Page:Œuvres de Walter Scott, Ménard, traduction Montémont, tome 14, 1838.djvu/344

Le texte de cette page a été corrigé et est conforme au fac-similé.

« Ils hésitent ! dit Marie, sauve-toi, Douglas, je te l’ordonne ! » À ces mots, il se releva, et, s’écriant : « Ma vie ou ma mort vous appartiennent ! « il tira son épée, et se fit jour à travers les domestiques qui étaient entre lui et la porte. Son mouvement fut trop subit et trop vigoureux, pour qu’on pût y mettre obstacle sans recourir à la violence ; et comme il était à la fois aimé et redouté des vassaux de son père, nul d’entre eux n’osa lui faire de mal.
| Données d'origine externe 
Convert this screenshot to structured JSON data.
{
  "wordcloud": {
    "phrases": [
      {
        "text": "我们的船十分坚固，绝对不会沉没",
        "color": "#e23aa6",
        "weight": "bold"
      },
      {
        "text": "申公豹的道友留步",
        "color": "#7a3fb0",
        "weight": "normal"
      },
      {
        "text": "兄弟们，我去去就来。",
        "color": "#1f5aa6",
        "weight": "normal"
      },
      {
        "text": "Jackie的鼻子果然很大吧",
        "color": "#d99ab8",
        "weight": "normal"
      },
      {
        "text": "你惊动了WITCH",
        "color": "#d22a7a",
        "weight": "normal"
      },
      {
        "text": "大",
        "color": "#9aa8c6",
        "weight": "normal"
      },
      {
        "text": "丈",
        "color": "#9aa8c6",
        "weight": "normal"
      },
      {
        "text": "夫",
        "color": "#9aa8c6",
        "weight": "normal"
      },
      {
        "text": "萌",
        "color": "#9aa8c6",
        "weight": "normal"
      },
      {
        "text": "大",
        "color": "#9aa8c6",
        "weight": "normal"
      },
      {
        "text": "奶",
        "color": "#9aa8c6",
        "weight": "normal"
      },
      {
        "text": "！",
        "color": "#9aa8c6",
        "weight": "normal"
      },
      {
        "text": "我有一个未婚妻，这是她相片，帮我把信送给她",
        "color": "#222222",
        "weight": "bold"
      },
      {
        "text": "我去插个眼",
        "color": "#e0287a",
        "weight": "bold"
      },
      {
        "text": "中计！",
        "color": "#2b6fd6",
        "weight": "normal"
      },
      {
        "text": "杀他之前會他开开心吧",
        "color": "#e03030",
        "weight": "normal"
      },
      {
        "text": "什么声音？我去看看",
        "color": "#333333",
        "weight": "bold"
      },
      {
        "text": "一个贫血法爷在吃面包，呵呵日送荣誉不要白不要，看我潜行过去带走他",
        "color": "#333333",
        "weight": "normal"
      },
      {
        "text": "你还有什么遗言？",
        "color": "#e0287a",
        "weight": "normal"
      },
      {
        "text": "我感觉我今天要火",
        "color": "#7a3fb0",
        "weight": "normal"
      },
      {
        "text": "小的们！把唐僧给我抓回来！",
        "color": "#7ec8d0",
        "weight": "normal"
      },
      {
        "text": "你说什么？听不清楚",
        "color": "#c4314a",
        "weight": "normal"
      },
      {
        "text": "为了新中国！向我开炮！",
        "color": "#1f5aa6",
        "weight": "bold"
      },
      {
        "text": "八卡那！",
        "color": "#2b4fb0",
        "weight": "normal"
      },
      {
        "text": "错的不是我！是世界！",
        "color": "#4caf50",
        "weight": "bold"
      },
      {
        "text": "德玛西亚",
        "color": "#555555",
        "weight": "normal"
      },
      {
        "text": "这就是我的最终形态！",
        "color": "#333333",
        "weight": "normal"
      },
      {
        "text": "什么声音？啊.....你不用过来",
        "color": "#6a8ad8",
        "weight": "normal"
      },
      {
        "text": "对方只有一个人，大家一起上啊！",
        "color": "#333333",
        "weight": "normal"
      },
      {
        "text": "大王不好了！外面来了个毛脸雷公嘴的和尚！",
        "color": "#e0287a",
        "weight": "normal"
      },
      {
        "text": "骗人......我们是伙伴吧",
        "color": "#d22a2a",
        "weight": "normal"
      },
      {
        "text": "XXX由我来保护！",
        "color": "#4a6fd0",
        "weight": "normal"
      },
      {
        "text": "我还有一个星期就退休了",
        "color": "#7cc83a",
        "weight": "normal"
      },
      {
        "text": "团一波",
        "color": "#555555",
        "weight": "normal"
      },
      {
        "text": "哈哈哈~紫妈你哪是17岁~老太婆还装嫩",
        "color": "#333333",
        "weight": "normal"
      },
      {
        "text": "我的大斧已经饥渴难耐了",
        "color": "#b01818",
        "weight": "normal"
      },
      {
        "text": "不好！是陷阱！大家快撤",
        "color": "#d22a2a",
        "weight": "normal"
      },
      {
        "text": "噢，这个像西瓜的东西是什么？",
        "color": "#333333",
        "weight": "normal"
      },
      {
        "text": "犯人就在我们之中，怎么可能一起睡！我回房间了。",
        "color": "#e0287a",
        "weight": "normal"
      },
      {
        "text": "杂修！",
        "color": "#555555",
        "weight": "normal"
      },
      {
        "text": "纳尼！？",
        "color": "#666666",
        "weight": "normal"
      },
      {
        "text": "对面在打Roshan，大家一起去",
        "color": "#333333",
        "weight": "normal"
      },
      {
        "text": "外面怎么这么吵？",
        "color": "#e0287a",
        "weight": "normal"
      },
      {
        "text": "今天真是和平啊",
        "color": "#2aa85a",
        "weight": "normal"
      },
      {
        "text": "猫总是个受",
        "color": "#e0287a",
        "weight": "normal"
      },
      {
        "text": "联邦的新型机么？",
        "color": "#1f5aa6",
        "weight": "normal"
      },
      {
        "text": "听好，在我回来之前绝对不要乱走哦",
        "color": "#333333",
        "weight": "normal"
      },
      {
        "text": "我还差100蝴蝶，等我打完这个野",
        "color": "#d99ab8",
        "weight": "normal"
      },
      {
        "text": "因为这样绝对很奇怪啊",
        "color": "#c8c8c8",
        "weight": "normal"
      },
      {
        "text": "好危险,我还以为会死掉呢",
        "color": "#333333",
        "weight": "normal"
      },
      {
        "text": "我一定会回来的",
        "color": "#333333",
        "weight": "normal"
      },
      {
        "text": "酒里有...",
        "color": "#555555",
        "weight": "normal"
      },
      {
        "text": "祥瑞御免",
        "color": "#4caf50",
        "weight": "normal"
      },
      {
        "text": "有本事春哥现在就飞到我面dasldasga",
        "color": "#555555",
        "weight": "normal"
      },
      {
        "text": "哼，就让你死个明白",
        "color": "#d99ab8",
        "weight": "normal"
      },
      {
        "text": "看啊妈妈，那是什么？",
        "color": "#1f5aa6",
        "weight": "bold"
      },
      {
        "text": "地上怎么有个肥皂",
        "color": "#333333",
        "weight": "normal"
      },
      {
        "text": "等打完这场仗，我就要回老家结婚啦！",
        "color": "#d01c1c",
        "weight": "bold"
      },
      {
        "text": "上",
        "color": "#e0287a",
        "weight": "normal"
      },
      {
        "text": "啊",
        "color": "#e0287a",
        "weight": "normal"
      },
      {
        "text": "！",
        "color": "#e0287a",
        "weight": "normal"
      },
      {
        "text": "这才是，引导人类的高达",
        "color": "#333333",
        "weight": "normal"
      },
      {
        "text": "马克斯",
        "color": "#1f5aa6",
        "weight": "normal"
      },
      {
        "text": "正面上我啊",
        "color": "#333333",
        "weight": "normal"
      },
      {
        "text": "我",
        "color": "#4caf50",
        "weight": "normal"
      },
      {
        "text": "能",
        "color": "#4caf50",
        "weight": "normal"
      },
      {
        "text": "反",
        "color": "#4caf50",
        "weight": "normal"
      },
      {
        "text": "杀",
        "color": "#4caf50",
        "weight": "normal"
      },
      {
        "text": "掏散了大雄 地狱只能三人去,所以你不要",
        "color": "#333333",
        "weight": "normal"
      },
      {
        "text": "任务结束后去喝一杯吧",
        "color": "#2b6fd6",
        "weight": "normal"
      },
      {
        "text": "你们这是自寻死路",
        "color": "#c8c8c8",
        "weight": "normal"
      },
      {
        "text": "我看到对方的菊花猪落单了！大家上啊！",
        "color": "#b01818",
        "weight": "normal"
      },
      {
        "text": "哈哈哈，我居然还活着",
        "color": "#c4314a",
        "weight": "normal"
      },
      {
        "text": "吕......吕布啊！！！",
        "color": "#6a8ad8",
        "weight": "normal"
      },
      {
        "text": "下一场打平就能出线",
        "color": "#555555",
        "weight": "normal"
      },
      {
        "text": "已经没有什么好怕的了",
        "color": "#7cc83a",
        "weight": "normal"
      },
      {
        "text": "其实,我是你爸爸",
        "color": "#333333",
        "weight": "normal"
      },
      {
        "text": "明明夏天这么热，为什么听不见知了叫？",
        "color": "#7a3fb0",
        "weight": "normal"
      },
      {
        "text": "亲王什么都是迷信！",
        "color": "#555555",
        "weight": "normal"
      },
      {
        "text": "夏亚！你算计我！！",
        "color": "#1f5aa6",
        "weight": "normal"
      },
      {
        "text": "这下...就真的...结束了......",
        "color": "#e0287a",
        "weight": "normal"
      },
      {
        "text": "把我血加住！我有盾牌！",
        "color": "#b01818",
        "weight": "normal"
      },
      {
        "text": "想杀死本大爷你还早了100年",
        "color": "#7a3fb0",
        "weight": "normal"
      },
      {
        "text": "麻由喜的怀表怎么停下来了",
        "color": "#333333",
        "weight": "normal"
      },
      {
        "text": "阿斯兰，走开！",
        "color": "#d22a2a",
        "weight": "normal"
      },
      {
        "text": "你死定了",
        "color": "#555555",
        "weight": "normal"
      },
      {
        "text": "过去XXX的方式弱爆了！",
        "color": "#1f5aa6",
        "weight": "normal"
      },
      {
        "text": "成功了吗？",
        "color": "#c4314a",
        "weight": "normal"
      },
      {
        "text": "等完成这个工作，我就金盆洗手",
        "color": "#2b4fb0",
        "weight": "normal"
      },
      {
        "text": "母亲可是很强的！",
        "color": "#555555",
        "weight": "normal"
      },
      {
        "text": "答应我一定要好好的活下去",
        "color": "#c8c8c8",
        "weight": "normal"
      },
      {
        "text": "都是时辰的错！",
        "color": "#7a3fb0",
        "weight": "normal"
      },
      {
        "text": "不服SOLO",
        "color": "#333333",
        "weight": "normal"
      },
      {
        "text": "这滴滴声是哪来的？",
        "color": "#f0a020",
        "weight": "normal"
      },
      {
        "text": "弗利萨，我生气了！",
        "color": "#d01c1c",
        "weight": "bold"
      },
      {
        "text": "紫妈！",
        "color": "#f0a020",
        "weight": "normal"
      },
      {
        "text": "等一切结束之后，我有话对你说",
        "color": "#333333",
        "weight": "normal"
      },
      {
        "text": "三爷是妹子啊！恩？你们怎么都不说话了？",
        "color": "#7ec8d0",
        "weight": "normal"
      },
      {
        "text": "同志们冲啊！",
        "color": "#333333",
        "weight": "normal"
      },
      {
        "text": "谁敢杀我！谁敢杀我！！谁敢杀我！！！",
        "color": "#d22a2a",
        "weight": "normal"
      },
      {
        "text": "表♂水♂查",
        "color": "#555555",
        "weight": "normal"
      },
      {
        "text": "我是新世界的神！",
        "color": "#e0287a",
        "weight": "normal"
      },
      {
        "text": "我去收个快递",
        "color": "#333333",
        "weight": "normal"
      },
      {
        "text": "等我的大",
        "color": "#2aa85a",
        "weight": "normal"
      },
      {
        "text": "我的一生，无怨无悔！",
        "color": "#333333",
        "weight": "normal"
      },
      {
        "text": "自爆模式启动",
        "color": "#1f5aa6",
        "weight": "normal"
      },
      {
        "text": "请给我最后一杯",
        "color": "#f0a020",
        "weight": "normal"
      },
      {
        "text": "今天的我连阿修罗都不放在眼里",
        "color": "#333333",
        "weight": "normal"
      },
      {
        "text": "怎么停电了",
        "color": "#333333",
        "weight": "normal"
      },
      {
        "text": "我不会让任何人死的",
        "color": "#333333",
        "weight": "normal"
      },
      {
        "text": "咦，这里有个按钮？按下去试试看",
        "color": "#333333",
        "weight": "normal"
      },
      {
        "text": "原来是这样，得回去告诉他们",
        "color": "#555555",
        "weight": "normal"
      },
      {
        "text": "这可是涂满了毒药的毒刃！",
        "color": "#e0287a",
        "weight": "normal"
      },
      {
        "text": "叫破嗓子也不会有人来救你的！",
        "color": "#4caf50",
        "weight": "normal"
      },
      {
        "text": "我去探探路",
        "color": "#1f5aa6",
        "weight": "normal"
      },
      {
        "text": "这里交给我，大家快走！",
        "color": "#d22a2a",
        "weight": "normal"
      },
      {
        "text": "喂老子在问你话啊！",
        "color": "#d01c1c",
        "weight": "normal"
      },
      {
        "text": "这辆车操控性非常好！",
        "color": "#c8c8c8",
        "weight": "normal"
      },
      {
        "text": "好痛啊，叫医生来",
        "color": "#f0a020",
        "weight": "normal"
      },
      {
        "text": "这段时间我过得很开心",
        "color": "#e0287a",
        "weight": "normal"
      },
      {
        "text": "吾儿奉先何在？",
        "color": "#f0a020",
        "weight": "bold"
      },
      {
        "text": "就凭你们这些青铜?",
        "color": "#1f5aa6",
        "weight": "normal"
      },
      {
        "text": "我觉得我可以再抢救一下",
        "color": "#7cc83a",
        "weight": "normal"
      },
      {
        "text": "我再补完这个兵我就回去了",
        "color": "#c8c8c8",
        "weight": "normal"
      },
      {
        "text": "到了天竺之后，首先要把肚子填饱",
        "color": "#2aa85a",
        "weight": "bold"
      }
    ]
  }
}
La dame de Lochleven restait stupéfaite de cette fuite soudaine : « Suis-je donc entourée de traîtres ? s’écria-t-elle ; poursuivez le scélérat ! qu’on l’atteigne ! qu’on le poignarde ! qu’on le tue !

— Il ne peut quitter l’île, madame, objecta Dryfesdale ; j’ai la clef de la chaîne du bateau. »

Mais deux ou trois voix de ceux qui poursuivaient le fugitif, soit par curiosité ou pour obéir à leur maîtresse, s’écrièrent d’en bas qu’il s’était précipité dans le lac.

« Brave Douglas ! s’écria la reine, ô libre et noble cœur qui préfères la mort à la captivité !

— Feu sur lui ! dit la dame de Lochleven ; s’il est ici un vrai serviteur de son père, qu’il donne la mort au fuyard, et que le lac ensevelisse notre honte. »

On entendit le bruit d’un ou deux coups de fusil qu’on avait tirés plutôt pour avoir l’air d’obéir à la dame, que pour atteindre le but indiqué ; et Randal, rentrant aussitôt, dit que M. George avait été recueilli par une barque qui se trouvait à peu de distance.

« Montez un esquif, et poursuivez-les, dit la dame.

— Ce serait tout à fait inutile, répliqua Randal ; ils sont à présent à moitié chemin de la rive, et la lune est cachée dans un nuage.

— Et le traître est échappé ! » s’écria la dame en portant ses mains à son front avec un geste de désespoir ; « l’honneur de notre maison est perdu à jamais, et tous seront accusés de complicité dans cette vile trahison !

— Dame de Lochleven, » dit Marie en s’avançant vers elle, « cette nuit même, vous avez anéanti mes plus belles espérances, vous avez changé en esclavage la liberté sur laquelle je comptais, et jeté loin de moi la coupe du bonheur, à l’instant où je croyais l’approcher de mes lèvres ; et cependant j’éprouve pour votre douleur la pitié que vous refusez à la mienne : ce serait avec joie que je vous consolerais, s’il était en mon pouvoir ; mais je voudrais au moins vous quitter en chrétienne.